Though I think the abuse of stock options is most galling, here are two more accounting conventions that raise the hair on the back of my neck.
In addition to the rampant abuse of options, the use of earnings before taxes, depreciation and amortization (EBITDA) as a gauge for FCF really irks me. Until Wall Street stops using EBITDA to value stocks and confuse investors, the equity markets will be a dangerous and non-shareholder friendly place to invest.
Recently I have noticed many companies, with technology companies again leading the way, bringing back EBITDA on press releases as a way to measure results. It is particularly unnerving because the use of EBITDA, as a measure of free cash flow totally ignores the strength or weakness (in most cases weakness) of a company’s balance sheet. The beloved EBITDA excludes interest expense because supporters argue that it is not a measure of the ongoing business profitability. I reject such arguments completely. How a business funds itself is completely a fair measure of the strength of the business. Most of the silly dot com companies of the late 1990’s only existed because they had unlimited access to the capital markets, once their funding sources dried up, they began to run out of money and go out of business.
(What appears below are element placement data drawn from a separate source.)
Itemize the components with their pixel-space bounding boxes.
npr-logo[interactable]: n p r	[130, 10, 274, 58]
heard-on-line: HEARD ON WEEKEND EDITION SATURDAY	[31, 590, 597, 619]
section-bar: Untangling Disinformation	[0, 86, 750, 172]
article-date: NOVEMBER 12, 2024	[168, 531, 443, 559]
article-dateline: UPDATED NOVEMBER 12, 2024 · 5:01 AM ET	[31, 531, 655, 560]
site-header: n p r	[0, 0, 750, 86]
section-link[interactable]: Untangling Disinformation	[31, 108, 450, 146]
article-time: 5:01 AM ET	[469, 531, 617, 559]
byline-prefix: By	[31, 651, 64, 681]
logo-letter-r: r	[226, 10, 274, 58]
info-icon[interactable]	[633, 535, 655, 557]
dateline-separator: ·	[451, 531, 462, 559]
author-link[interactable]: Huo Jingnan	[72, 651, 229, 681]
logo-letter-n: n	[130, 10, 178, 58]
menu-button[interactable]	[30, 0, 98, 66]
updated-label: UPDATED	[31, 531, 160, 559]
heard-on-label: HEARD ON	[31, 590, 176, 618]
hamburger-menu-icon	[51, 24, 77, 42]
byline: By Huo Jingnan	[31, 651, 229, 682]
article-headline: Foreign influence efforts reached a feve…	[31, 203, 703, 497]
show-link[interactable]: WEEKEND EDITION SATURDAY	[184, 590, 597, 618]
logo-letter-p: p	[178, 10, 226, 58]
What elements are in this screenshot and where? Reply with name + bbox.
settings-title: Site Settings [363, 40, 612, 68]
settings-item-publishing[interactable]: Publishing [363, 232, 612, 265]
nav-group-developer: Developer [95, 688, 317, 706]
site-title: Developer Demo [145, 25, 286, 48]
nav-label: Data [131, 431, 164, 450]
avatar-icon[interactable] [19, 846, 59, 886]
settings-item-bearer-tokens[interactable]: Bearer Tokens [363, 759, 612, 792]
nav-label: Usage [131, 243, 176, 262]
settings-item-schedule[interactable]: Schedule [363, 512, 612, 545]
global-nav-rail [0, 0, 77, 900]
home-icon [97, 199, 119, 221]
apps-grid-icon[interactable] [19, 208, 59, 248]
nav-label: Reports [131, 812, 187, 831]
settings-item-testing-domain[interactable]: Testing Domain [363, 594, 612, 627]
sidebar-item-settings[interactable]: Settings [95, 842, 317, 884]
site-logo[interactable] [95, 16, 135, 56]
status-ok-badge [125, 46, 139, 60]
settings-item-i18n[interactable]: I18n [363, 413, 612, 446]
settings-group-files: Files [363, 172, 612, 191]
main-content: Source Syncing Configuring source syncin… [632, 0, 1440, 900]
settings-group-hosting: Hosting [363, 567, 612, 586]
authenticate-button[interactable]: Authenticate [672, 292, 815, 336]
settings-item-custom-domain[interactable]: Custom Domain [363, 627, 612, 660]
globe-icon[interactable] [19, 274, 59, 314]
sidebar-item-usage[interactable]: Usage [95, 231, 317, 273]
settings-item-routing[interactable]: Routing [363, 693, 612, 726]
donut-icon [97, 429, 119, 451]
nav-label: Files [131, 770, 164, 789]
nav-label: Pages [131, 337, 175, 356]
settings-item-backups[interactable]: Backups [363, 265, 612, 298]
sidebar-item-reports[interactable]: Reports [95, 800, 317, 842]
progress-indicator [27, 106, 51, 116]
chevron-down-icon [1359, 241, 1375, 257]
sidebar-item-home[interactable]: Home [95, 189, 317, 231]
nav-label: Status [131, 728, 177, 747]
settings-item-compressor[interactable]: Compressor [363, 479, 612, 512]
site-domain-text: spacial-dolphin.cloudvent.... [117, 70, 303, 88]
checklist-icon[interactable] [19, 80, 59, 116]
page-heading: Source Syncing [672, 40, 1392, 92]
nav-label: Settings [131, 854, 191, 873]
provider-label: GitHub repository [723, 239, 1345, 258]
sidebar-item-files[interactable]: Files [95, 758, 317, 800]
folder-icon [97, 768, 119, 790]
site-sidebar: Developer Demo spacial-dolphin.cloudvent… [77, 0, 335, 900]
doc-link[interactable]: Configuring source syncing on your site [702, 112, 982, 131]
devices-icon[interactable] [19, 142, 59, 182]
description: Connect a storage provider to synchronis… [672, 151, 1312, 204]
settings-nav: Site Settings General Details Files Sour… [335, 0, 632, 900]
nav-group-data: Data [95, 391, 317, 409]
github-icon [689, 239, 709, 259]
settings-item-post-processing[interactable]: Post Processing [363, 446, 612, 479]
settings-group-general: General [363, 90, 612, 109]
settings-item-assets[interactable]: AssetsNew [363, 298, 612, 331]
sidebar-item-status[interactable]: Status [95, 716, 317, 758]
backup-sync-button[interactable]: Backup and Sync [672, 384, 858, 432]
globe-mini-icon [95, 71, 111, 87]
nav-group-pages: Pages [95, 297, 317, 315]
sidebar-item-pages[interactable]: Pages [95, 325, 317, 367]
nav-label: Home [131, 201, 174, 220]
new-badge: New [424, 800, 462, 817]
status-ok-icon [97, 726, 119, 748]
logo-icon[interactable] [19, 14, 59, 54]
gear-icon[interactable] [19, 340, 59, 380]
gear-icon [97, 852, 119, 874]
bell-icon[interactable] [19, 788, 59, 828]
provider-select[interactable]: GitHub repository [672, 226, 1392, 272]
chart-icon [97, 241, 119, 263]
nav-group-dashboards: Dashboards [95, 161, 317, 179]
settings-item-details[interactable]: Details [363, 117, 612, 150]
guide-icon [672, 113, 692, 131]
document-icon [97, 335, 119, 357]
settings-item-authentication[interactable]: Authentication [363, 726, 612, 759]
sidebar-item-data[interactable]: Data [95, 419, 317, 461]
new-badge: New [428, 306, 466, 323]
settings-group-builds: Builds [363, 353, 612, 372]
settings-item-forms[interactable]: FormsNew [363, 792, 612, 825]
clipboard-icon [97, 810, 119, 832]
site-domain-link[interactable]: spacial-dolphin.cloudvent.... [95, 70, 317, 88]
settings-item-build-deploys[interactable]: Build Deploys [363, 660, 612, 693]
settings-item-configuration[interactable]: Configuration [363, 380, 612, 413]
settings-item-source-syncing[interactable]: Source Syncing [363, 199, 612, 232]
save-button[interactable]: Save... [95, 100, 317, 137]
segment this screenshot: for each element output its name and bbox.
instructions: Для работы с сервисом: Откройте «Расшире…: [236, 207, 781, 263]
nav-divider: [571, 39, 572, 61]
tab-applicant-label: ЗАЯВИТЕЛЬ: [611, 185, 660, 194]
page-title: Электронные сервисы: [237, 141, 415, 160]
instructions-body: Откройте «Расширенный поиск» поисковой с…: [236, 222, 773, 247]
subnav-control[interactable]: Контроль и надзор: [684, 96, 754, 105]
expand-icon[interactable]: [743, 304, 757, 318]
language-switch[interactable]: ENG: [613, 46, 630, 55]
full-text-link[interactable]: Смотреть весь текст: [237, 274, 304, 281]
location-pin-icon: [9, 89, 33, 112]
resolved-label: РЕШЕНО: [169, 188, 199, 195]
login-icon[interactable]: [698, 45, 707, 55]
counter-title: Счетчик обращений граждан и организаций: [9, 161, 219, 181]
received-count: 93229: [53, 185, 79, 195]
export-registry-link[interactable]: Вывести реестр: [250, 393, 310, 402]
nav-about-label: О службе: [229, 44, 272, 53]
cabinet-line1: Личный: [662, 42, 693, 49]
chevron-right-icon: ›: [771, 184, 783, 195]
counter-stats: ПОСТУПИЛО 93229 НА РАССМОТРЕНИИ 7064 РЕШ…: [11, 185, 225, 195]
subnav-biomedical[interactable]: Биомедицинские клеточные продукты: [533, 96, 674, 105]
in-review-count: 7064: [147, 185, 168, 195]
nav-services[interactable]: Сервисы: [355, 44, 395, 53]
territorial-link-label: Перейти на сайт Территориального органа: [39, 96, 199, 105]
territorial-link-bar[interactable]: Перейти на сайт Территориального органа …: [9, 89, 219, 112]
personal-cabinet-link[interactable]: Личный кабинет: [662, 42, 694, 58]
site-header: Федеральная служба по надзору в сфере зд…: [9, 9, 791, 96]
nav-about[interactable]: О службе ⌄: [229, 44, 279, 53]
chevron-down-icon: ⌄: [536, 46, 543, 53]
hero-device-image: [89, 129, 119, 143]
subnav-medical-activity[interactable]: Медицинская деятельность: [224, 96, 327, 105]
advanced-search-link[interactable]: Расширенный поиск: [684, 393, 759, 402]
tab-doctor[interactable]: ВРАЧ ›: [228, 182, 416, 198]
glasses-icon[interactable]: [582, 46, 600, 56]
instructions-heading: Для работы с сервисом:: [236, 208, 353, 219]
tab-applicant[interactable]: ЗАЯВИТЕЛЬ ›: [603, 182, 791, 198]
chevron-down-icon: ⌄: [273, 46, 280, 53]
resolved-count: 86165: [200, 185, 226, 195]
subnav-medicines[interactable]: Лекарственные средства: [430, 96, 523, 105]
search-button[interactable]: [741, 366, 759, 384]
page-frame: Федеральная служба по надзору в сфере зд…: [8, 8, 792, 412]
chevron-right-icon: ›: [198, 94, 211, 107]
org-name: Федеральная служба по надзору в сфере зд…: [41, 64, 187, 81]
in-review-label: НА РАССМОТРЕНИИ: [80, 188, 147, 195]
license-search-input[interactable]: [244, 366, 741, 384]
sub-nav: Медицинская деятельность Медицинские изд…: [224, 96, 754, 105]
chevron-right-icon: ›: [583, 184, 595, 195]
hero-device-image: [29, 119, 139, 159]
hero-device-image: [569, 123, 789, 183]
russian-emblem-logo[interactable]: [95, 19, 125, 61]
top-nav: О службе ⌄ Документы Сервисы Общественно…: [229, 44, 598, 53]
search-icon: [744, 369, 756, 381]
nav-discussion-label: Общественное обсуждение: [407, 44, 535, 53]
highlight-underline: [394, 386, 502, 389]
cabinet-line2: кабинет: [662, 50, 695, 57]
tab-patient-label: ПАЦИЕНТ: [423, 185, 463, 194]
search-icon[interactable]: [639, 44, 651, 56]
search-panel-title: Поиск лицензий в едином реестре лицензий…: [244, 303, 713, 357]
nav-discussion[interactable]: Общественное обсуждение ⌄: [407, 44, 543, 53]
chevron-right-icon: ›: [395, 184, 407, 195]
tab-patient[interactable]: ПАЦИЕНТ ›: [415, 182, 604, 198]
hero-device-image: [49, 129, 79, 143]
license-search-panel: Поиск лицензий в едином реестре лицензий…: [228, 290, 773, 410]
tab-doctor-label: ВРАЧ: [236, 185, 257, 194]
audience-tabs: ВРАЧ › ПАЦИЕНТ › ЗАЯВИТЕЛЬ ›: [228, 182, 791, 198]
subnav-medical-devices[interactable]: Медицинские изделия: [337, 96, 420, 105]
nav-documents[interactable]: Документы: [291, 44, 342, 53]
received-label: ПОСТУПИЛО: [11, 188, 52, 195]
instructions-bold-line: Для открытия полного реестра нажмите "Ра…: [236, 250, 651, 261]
The second glaring problem with EBITDA results is that they exclude ongoing capital expenditures, and to make matters worse they actually include an adjustment for depreciation and amortization expense. To this day no one has told me how excluding ongoing capital expenditures (to maintain current business levels) is not important to a company’s operations.
The bottom line on EBITDA, if you read or hear a company touting EBITDA results, run for the hills. There is no reason any responsible management team would bring up such a useless financial measure other than to confuse and deceive investors.
Just like EBITDA, pro forma results are generally meaningless. Companies release pro forma income statements in conjunction with generally accepted accounting principle (GAAP) income statements in an effort to show investors what results would have been if a number of things did not happen or were excluded from results. Whereas EBITDA adds real expenses back to earnings, pro forma results generally exclude certain expenses or so-called one-time charges. Only problem is that often the one-time charges repeat year after year.
Pro forma earnings releases came about in an effort to normalize results for investors. Management figured a little handholding could go a long way. At PV I don’t need handholding, I need honest management teams. Pointblank, the use of pro forma results is nonsense.
Just like in January 2000, use of pro forma results are on the rise again today. Technology companies are once again by far the biggest abusers of pro forma, but all industries can be guilty. My advice is to avoid companies that use pro forma reporting – they don’t want you to know the truth.